FOUR
For the first time, at the end of the third day, I emerge from the spaceship, and walk on the cooling sand. A memory meets me; it is a moth I saw once in the change rooms of a swimming pool. Its wings are doused with urine, and its long antenna is caught on a shiny pink marble. Its legs scramble as I release more warm yellow fluid against the cool white urinal. I watch it flow down and gently touch it. Then this thought worms its way through my head:
This is life. It is kind. It is cruel, and it can end like this.
I put this behind me as the cushions of my feet flatten on the soft curls of sand. Each step is painful but the pain is also a good friend telling me that I am still alive. I swallow the last crumb of what I have and try to draw all the energy of the bread and water into me. But then there is a white-hot feeling in my back, and I fall into the bosom of the dune. I try to breathe evenly, and once this is achieved, I am stolen away into sleep once more. The dream that comes now is different.
“Do not be afraid, Andrew.”
I am unable to say anything, and why should I, I am sleeping.
“Now that you have come, you will see many new things, starting with yourself.”
It is like a voice springing, ethereal, from a typhoon, or a mountain.
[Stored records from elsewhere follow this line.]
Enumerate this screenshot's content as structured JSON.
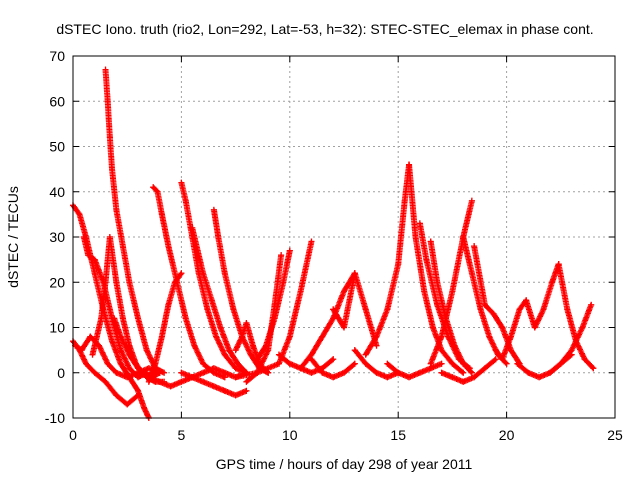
{
  "chart_data": {
    "type": "scatter",
    "title": "dSTEC Iono. truth (rio2, Lon=292, Lat=-53, h=32): STEC-STEC_elemax in phase cont.",
    "xlabel": "GPS time / hours of day 298 of year 2011",
    "ylabel": "dSTEC  / TECUs",
    "xlim": [
      0,
      25
    ],
    "ylim": [
      -10,
      70
    ],
    "xticks": [
      0,
      5,
      10,
      15,
      20,
      25
    ],
    "yticks": [
      -10,
      0,
      10,
      20,
      30,
      40,
      50,
      60,
      70
    ],
    "xtick_labels": [
      "0",
      "5",
      "10",
      "15",
      "20",
      "25"
    ],
    "ytick_labels": [
      "-10",
      "0",
      "10",
      "20",
      "30",
      "40",
      "50",
      "60",
      "70"
    ],
    "grid": true,
    "marker": "+",
    "color": "#ff0000",
    "series": [
      {
        "x": [
          0.0,
          0.3,
          0.6,
          1.0,
          1.4,
          1.8,
          2.2,
          2.6,
          3.0,
          3.3,
          3.5
        ],
        "y": [
          37,
          35,
          30,
          22,
          14,
          7,
          2,
          -1,
          -4,
          -8,
          -10
        ]
      },
      {
        "x": [
          0.0,
          0.3,
          0.6,
          1.0,
          1.5,
          2.0,
          2.5,
          3.0
        ],
        "y": [
          7,
          5,
          2,
          0,
          -2,
          -5,
          -7,
          -5
        ]
      },
      {
        "x": [
          0.1,
          0.4,
          0.8,
          1.2,
          1.6,
          2.0,
          2.5,
          3.0,
          3.5,
          4.0
        ],
        "y": [
          6,
          5,
          8,
          6,
          2,
          0,
          -1,
          0,
          1,
          0
        ]
      },
      {
        "x": [
          0.5,
          0.7,
          1.0,
          1.4,
          1.8,
          2.2,
          2.6,
          3.0,
          3.4
        ],
        "y": [
          30,
          26,
          25,
          20,
          12,
          5,
          1,
          -1,
          0
        ]
      },
      {
        "x": [
          0.9,
          1.1,
          1.3,
          1.5,
          1.7,
          2.0,
          2.3,
          2.6,
          2.9,
          3.2,
          3.6,
          4.0
        ],
        "y": [
          4,
          8,
          12,
          20,
          30,
          20,
          12,
          6,
          2,
          0,
          -1,
          0
        ]
      },
      {
        "x": [
          1.5,
          1.6,
          1.7,
          1.8,
          2.0,
          2.3,
          2.6,
          3.0,
          3.4,
          3.8,
          4.2
        ],
        "y": [
          67,
          60,
          52,
          45,
          36,
          28,
          20,
          12,
          5,
          1,
          0
        ]
      },
      {
        "x": [
          1.9,
          2.2,
          2.6,
          3.0,
          3.4,
          3.8,
          4.2
        ],
        "y": [
          12,
          8,
          4,
          1,
          -1,
          -2,
          -2
        ]
      },
      {
        "x": [
          3.5,
          3.8,
          4.1,
          4.4,
          4.7,
          5.0
        ],
        "y": [
          -2,
          2,
          8,
          15,
          20,
          22
        ]
      },
      {
        "x": [
          3.7,
          3.9,
          4.1,
          4.4,
          4.8,
          5.2,
          5.6,
          6.0,
          6.5,
          7.0
        ],
        "y": [
          41,
          40,
          35,
          28,
          20,
          12,
          6,
          2,
          0,
          -1
        ]
      },
      {
        "x": [
          3.5,
          4.0,
          4.5,
          5.0,
          5.5,
          6.0,
          6.5,
          7.0,
          7.5,
          8.0
        ],
        "y": [
          -1,
          -2,
          -3,
          -2,
          -1,
          0,
          1,
          0,
          -1,
          0
        ]
      },
      {
        "x": [
          5.0,
          5.2,
          5.5,
          5.8,
          6.2,
          6.6,
          7.0,
          7.5,
          8.0
        ],
        "y": [
          42,
          38,
          30,
          22,
          14,
          8,
          4,
          1,
          0
        ]
      },
      {
        "x": [
          5.5,
          5.7,
          6.0,
          6.4,
          6.8,
          7.2,
          7.6,
          8.0
        ],
        "y": [
          32,
          28,
          22,
          16,
          10,
          5,
          2,
          0
        ]
      },
      {
        "x": [
          5.0,
          5.5,
          6.0,
          6.5,
          7.0,
          7.5,
          8.0
        ],
        "y": [
          0,
          -1,
          -2,
          -3,
          -4,
          -5,
          -4
        ]
      },
      {
        "x": [
          6.5,
          6.7,
          7.0,
          7.4,
          7.8,
          8.2,
          8.6,
          9.0
        ],
        "y": [
          36,
          30,
          22,
          14,
          8,
          4,
          1,
          0
        ]
      },
      {
        "x": [
          7.5,
          7.8,
          8.0,
          8.3,
          8.6,
          9.0
        ],
        "y": [
          5,
          8,
          11,
          6,
          2,
          0
        ]
      },
      {
        "x": [
          8.0,
          8.5,
          9.0,
          9.3,
          9.6
        ],
        "y": [
          -2,
          0,
          5,
          15,
          26
        ]
      },
      {
        "x": [
          8.5,
          8.9,
          9.3,
          9.7,
          10.0
        ],
        "y": [
          3,
          6,
          12,
          20,
          27
        ]
      },
      {
        "x": [
          7.5,
          8.5,
          9.5,
          10.0,
          10.5,
          11.0
        ],
        "y": [
          -1,
          0,
          2,
          8,
          18,
          29
        ]
      },
      {
        "x": [
          9.5,
          10.0,
          10.5,
          11.0,
          11.5,
          12.0
        ],
        "y": [
          4,
          2,
          1,
          0,
          1,
          3
        ]
      },
      {
        "x": [
          10.5,
          11.0,
          11.5,
          12.0,
          12.5,
          13.0
        ],
        "y": [
          1,
          4,
          8,
          12,
          18,
          22
        ]
      },
      {
        "x": [
          11.0,
          11.5,
          12.0,
          12.5,
          13.0
        ],
        "y": [
          3,
          0,
          -1,
          0,
          2
        ]
      },
      {
        "x": [
          12.0,
          12.5,
          13.0,
          13.5,
          14.0
        ],
        "y": [
          14,
          10,
          22,
          14,
          6
        ]
      },
      {
        "x": [
          13.0,
          13.5,
          14.0,
          14.5,
          15.0
        ],
        "y": [
          5,
          2,
          0,
          -1,
          0
        ]
      },
      {
        "x": [
          13.5,
          14.0,
          14.5,
          15.0,
          15.3,
          15.5
        ],
        "y": [
          4,
          8,
          14,
          24,
          38,
          46
        ]
      },
      {
        "x": [
          15.5,
          15.8,
          16.2,
          16.6,
          17.0,
          17.5,
          18.0
        ],
        "y": [
          46,
          30,
          18,
          10,
          5,
          2,
          0
        ]
      },
      {
        "x": [
          14.5,
          15.0,
          15.5,
          16.0,
          16.5,
          17.0
        ],
        "y": [
          2,
          0,
          -1,
          0,
          1,
          2
        ]
      },
      {
        "x": [
          16.0,
          16.3,
          16.8,
          17.3,
          17.8,
          18.3
        ],
        "y": [
          33,
          25,
          15,
          8,
          3,
          1
        ]
      },
      {
        "x": [
          16.5,
          16.8,
          17.2,
          17.6,
          18.0,
          18.4
        ],
        "y": [
          29,
          20,
          12,
          6,
          2,
          0
        ]
      },
      {
        "x": [
          16.5,
          17.0,
          17.5,
          18.0,
          18.4
        ],
        "y": [
          2,
          8,
          18,
          30,
          38
        ]
      },
      {
        "x": [
          17.0,
          17.5,
          18.0,
          18.5,
          19.0,
          19.5
        ],
        "y": [
          0,
          -1,
          -2,
          -1,
          1,
          3
        ]
      },
      {
        "x": [
          18.0,
          18.4,
          18.8,
          19.2,
          19.6,
          20.0
        ],
        "y": [
          30,
          22,
          14,
          8,
          4,
          2
        ]
      },
      {
        "x": [
          18.5,
          19.0,
          19.4,
          19.8,
          20.2,
          20.6
        ],
        "y": [
          28,
          15,
          13,
          10,
          5,
          2
        ]
      },
      {
        "x": [
          19.5,
          19.8,
          20.2,
          20.6,
          20.9
        ],
        "y": [
          5,
          3,
          8,
          14,
          16
        ]
      },
      {
        "x": [
          20.5,
          21.0,
          21.5,
          22.0,
          22.5,
          23.0
        ],
        "y": [
          2,
          0,
          -1,
          0,
          2,
          4
        ]
      },
      {
        "x": [
          20.9,
          21.3,
          21.7,
          22.1,
          22.4
        ],
        "y": [
          16,
          10,
          14,
          20,
          24
        ]
      },
      {
        "x": [
          22.4,
          22.8,
          23.2,
          23.6,
          24.0
        ],
        "y": [
          24,
          14,
          7,
          3,
          1
        ]
      },
      {
        "x": [
          22.0,
          22.5,
          23.0,
          23.5,
          23.9
        ],
        "y": [
          0,
          2,
          5,
          10,
          15
        ]
      }
    ]
  }
}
It is soft, like a breeze in a desert, but powerful, like a storm.
“You will go to the island. There you will meet the others.”
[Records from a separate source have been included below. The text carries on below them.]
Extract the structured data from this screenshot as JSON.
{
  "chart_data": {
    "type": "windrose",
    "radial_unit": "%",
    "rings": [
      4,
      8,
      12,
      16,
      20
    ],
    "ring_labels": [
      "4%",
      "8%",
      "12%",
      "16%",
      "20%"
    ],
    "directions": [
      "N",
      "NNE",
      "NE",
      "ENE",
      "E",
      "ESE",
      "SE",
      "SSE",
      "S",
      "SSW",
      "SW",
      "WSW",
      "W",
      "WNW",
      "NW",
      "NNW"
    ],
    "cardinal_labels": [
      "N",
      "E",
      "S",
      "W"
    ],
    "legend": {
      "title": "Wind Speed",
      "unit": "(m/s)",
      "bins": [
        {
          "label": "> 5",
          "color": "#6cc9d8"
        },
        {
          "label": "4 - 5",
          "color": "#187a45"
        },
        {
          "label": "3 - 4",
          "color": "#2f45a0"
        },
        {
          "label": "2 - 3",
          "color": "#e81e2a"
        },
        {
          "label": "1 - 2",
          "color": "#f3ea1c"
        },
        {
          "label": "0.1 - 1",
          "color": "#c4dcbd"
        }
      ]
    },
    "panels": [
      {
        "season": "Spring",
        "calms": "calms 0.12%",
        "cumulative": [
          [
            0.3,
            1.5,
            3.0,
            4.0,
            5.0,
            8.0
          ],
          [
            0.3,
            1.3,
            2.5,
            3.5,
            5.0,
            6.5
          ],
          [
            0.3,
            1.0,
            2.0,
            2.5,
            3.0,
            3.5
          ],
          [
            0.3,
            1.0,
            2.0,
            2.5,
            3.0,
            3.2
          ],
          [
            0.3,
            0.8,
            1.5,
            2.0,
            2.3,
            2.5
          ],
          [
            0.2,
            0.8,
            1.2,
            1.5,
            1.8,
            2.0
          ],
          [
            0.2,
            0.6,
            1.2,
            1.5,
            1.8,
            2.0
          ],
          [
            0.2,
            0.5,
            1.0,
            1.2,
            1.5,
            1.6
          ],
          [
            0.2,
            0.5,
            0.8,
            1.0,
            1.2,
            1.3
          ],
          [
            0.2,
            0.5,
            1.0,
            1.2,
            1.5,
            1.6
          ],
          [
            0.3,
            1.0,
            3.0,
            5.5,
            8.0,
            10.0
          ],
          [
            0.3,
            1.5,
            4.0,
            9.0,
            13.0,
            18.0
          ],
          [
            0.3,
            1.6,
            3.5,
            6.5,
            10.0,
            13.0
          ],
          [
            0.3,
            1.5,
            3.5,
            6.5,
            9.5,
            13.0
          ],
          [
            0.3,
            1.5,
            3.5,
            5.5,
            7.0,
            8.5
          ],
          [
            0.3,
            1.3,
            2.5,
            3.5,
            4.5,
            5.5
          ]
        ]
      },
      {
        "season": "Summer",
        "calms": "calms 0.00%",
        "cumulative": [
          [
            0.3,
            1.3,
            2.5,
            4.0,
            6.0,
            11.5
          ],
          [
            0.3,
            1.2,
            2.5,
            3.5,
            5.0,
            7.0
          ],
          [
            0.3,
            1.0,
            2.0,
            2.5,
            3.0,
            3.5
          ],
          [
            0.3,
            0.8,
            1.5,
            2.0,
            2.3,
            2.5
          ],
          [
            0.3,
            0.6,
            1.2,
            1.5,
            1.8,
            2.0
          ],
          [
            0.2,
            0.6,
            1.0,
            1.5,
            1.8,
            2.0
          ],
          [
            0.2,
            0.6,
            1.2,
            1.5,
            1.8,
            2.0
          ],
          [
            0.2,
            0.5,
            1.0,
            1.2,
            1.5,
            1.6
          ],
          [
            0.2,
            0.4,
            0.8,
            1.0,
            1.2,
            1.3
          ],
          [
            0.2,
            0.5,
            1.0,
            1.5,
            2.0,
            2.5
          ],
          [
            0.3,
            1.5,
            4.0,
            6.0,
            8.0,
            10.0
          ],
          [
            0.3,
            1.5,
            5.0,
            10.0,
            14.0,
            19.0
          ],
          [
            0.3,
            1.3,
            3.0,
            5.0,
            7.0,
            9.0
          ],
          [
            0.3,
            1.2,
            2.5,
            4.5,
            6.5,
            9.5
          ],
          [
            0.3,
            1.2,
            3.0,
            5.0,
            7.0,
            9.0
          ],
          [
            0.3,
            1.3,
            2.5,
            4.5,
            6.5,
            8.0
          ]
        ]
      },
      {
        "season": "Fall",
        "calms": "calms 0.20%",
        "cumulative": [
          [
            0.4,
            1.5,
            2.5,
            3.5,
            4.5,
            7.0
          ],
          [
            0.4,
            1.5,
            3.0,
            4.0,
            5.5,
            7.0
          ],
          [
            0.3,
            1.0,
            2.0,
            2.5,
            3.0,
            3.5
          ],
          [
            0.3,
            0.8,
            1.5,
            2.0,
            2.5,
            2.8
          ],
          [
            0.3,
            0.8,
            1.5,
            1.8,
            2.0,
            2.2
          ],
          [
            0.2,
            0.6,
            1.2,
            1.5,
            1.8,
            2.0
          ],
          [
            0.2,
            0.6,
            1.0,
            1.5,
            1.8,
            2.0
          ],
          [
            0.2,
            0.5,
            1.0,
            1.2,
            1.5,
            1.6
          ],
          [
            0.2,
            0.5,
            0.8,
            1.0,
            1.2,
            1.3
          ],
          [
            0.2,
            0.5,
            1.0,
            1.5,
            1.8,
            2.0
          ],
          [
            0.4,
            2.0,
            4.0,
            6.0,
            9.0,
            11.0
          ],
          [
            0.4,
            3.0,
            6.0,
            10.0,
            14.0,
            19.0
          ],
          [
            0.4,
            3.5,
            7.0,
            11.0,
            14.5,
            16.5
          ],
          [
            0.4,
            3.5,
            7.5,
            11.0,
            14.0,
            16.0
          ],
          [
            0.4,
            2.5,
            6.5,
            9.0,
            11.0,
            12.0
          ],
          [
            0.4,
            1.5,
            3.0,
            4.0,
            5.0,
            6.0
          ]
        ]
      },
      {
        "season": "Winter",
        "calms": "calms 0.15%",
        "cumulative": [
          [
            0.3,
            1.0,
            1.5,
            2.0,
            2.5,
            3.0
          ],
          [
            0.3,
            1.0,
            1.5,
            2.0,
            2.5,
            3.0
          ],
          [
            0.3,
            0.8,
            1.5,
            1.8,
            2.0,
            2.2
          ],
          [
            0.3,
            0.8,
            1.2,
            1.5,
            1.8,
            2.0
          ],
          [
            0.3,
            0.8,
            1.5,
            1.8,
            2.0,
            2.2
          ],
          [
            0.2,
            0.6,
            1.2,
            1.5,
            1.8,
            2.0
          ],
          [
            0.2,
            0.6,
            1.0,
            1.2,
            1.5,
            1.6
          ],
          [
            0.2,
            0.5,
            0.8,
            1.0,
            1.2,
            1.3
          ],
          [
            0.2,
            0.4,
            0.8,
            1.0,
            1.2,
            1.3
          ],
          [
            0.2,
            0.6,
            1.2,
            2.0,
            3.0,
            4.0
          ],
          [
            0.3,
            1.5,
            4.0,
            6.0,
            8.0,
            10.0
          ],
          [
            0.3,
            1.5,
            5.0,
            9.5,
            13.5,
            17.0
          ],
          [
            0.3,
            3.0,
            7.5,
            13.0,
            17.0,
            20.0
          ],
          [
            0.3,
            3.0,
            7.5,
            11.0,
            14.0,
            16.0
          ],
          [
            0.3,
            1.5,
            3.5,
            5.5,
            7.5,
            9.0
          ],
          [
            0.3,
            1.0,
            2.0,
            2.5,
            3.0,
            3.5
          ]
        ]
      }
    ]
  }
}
I am in no doubt that this is a dream. I am not going anywhere. Certainly not to any island.
“Yes you are. Rraditshipi will show you the way, but you have to walk it.”
This dialogue is unexpected. But, of course, I am partly responsible for it. I am creating it.
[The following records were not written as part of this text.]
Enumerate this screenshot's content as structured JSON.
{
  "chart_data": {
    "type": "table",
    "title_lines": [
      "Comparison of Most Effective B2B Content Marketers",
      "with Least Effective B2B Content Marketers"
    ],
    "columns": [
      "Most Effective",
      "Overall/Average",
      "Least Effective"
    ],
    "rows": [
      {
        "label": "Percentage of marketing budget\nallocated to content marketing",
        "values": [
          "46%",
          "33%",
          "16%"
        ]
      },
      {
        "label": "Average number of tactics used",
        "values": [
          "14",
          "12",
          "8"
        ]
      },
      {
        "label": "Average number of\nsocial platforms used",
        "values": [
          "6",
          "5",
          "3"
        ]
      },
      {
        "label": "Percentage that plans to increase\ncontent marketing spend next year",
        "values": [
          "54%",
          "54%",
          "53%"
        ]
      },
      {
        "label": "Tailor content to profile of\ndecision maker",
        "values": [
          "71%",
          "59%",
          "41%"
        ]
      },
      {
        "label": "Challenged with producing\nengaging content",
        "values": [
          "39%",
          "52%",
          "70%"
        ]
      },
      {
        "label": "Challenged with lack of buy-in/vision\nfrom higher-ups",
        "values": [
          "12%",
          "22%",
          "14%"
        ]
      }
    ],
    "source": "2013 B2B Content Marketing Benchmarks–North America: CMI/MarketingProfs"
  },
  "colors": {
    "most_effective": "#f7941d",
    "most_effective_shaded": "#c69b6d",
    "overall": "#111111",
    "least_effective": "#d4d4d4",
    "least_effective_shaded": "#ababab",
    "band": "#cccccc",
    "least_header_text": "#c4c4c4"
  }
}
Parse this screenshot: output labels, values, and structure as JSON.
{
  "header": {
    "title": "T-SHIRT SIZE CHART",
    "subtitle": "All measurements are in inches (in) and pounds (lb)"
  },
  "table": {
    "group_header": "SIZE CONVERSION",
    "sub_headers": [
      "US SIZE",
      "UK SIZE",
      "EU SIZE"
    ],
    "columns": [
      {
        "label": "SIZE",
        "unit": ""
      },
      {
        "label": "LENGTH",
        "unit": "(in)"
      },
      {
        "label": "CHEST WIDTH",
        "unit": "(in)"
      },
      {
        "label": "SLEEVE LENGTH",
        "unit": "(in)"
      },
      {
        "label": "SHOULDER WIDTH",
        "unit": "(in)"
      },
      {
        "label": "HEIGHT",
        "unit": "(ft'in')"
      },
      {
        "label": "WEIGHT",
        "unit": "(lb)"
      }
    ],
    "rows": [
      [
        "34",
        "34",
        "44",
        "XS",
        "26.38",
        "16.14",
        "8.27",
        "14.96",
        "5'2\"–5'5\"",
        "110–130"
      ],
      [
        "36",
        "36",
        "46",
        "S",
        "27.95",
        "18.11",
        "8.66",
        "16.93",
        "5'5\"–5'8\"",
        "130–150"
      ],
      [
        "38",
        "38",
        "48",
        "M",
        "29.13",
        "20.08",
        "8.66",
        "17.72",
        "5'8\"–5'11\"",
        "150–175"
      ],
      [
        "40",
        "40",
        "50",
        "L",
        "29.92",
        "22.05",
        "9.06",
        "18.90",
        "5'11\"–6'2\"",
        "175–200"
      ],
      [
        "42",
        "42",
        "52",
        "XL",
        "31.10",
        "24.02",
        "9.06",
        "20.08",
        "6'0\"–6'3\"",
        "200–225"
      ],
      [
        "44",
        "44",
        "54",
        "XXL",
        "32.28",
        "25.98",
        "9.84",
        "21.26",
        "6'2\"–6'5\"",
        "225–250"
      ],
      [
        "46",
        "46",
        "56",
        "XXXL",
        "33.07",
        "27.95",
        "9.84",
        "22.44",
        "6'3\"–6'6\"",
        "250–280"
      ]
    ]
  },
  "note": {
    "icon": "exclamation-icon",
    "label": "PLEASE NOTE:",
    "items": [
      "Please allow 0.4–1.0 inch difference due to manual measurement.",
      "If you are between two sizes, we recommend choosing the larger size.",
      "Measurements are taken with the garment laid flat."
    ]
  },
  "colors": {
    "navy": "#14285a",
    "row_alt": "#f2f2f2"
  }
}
This is my dream after all. I am dreaming a dream for myself.
“But to walk here you have to keep your eyes open. Can you do that now?”
Suddenly I am very afraid. The disembodied voice doesn’t seem disembodied at all. I am fully awake, though my eyes are closed, but I sense, behind my eyelids, that someone wraithlike, but real is before me.
When I open my eyes shock shoots through me like electricity. There is no one here. This is almost more of a shock than if someone was here.
Then I feel something on my shoulder. I am turning in my sleep. I am turning in my wakefulness. I see a hand, and my eyes travel up the arm to a face, and lips. She says once more, “Andrew, you are not alone. Do not be afraid.” Something opens inside me, both joy and sorrow at once and I have nothing to build defences with. I weep. It is a wonderful feeling of relief like rain on a fallow field.
“The essence of all things, Andrew, is emptiness.” Her words seem to cover everything, and she seems to take the world in her care and I am merely part of that. She is the cool rain on my hot, charging heart.
I understand and I don’t understand. I don’t think about it, which is something new for me.
“I must leave you now, but I will send a messenger and he will bring you back to me when you are ready.”
“Is this real?” I croak these words to her between my tears. I am pathetic, but I don’t care.
“Most of your life is an illusion. But you have turned from that and you will change what you see when you stop seeking things before you find them, when you stop expecting life to be different from what it is. Life is, but life is also what you make it.”
“Who are you?”
“I am the desert dragon,” she says this with a smile. Gently she says, “Do not follow me now. Find your own path and it will bring you to me.”
Her hand leaves my shoulder and energy departs from me. I feel exhaustion, already, setting in, closing in, and shutting me down. I try to resist it; I try to hold on to the dreamy miasma in my mind.
And then she leaves. She seems to float over the sand and I watch her until long after she has disappeared. Then it becomes very cold above the great sparkling city.